Un’associazione a delinquere dedita alla commissione di reati fallimentari, riciclaggio e autoriciclaggio. È quanto messo in piedi da nove persone, sette italiani e due romeni, che hanno volutamente fatto fallire la Gepin Contact S.p.a., società attiva nel settore dei call center. Il passivo ammontava a oltre 43 milioni di euro e gli arrestati avevano distratto somme e asset per circa due milioni di euro.
Le indagini – La procura di Roma ha coordinato le indagini che sono state condotte dal gruppo “tutela mercato capitali” del nucleo di polizia economico-finanziaria della guardia di finanza. Tutto è iniziato con il fallimento della Gepin Contact, che è stato dichiarato il 28 luglio del 2017. L’organizzazione criminale aveva costituito una pluralità di società con l’obiettivo di “far sparire i soldi” e far sì che i creditori non trovassero fondi al momento dell’apertura delle procedure legate al fallimento. Infatti, il capitale sociale della Gepin Contact era stato ceduto a una società bosniaca legalmente rappresentata da Mate Naletilic, figlio di Mladen detto “Tuta” condannato dal tribunale penale internazionale per l’ex Jugoslavia per crimini di guerra contro l’umanità dato il suo ruolo di comandante di un gruppo para-militare durante la guerra in Bosnia-Erzegovina. Prima della cessione del capitale sociale, circa due milioni di euro sono stati distratti a favore degli associati o fatti confluire nelle casse delle altre aziende del gruppo. Lo scopo era quello di far rientrare il denaro “sporco” nel circuito economico “pulito”.
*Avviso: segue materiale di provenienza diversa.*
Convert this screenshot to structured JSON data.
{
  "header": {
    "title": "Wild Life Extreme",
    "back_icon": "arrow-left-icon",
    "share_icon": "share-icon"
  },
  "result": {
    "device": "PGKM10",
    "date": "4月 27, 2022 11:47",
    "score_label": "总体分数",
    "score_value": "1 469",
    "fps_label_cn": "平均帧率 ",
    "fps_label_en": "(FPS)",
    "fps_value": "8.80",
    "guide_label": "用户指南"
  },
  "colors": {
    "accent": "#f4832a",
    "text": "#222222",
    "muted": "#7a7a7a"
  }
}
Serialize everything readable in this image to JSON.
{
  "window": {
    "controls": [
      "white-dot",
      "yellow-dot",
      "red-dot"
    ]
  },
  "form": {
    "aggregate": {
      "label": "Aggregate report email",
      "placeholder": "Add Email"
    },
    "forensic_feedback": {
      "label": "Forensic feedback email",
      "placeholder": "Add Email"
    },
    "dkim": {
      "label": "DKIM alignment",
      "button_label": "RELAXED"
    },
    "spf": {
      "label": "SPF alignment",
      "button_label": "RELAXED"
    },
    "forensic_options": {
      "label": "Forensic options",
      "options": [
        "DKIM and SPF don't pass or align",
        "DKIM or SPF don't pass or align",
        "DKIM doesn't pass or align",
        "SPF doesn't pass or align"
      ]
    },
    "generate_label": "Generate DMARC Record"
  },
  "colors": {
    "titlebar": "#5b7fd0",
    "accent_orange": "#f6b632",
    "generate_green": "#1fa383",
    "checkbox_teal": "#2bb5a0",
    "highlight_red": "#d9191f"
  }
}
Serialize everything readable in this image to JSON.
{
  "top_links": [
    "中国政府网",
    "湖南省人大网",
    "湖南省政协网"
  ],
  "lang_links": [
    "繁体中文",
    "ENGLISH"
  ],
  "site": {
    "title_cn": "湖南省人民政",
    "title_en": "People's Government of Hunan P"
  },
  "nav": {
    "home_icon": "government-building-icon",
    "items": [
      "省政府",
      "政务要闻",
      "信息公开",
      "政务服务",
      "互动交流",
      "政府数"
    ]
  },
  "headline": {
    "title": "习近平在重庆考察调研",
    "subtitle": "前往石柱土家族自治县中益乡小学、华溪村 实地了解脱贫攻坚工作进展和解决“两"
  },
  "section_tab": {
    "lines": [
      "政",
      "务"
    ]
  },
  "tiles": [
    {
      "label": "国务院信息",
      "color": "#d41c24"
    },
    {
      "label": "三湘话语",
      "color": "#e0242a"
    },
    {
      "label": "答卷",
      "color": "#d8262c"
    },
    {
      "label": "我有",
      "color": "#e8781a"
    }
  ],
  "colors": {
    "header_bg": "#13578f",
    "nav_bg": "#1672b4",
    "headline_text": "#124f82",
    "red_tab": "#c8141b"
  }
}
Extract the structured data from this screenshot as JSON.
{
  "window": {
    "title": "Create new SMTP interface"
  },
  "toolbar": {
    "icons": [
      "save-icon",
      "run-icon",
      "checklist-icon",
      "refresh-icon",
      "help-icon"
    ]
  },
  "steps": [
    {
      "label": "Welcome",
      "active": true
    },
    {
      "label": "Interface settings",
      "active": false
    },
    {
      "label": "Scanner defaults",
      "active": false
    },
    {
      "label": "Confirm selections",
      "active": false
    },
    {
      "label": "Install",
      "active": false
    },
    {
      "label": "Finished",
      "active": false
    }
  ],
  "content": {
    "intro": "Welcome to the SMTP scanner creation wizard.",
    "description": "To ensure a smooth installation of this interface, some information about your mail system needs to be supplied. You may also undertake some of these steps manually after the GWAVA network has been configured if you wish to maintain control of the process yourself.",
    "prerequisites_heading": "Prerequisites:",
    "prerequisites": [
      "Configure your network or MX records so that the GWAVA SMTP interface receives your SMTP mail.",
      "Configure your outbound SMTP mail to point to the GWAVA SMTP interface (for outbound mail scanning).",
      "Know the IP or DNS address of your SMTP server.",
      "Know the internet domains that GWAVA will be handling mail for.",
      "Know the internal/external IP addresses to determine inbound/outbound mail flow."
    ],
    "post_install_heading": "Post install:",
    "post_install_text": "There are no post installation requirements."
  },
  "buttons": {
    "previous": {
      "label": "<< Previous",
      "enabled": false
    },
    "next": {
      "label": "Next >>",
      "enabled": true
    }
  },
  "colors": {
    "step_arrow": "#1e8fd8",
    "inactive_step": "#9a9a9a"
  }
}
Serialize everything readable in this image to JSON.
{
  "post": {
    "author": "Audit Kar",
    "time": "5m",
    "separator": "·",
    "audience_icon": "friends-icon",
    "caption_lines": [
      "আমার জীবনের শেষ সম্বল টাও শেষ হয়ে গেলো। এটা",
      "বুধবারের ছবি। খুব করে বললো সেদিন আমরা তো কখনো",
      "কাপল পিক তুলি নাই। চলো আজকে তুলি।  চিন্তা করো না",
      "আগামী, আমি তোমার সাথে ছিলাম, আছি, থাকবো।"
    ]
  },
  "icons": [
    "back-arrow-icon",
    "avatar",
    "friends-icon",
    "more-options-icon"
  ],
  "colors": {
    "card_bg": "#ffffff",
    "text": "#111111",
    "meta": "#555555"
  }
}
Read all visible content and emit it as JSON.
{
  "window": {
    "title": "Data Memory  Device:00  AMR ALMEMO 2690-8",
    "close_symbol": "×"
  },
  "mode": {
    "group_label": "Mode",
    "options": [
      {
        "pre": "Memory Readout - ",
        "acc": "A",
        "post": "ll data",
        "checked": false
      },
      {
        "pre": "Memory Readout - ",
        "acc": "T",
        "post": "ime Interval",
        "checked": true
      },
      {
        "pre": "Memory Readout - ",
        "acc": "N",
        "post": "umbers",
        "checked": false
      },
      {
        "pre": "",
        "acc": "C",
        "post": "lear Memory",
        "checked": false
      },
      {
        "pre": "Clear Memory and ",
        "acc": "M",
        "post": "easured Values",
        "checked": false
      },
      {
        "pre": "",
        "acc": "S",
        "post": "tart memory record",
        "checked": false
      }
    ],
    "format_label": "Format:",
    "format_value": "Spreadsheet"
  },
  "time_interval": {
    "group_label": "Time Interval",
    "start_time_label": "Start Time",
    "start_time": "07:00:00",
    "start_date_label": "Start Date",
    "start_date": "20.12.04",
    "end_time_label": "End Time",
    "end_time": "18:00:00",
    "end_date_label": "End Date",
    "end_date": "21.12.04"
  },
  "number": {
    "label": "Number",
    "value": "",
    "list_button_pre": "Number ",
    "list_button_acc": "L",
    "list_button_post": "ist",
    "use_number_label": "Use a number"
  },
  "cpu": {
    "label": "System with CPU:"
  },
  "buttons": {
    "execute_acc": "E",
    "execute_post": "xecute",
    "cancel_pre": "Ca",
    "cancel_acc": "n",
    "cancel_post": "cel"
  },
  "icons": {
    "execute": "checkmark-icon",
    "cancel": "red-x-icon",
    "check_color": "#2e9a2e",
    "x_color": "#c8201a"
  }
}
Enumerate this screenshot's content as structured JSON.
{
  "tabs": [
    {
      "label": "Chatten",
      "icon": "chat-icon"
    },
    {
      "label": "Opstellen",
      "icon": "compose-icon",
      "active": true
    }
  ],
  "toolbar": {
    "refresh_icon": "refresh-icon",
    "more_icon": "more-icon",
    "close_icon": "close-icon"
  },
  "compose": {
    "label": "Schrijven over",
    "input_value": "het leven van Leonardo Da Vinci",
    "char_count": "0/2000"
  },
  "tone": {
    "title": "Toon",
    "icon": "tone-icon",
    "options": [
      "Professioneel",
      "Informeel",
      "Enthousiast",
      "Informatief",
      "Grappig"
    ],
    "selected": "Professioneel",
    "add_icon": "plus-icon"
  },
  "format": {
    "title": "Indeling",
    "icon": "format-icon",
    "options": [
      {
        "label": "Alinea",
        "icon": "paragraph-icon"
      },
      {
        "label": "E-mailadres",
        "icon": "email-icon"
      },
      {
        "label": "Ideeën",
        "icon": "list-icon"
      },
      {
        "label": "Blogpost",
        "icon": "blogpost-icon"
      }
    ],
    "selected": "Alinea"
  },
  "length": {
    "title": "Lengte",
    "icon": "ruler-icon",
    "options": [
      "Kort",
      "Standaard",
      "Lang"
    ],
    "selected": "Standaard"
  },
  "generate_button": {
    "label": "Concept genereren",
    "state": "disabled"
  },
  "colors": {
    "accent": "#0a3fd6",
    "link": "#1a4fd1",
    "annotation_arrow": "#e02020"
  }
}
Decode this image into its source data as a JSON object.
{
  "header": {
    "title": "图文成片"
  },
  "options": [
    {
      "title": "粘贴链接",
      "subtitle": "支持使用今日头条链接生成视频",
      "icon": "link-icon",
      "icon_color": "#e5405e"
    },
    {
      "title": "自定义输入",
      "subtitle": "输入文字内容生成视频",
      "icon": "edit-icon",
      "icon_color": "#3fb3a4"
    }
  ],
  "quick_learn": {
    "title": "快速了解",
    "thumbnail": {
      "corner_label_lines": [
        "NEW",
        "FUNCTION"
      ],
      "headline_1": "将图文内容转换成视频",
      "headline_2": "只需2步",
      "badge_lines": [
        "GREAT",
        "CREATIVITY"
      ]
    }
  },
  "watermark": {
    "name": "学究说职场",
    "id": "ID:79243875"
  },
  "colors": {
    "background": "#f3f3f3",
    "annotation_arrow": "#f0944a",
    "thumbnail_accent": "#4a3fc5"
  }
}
I provvedimenti – Dei nove arrestati tra le province di Roma e L’Aquila, tre sono stati portati in carcere. Si tratta di Giacomo Baccaro, al vertice dell’associazione criminale, Massimo Giaffreda, braccio destro del capo, e Claudio Pauselli, persona di fiducia. Nei confronti delle altre sei persone coinvolte sono stati disposti gli arresti domiciliari. Oltre alle misure personali, il giudice per le indagini preliminari ha disposto il sequestro di somme di denaro e asset patrimoniali riconducibili agli arresti per un valore di 2,5 milioni di euro. Tra i beni vi sono anche le quote societarie di una clinica polispecialistica e di un bar/pasticceria/ristorante di Guidonia, in provincia di Roma.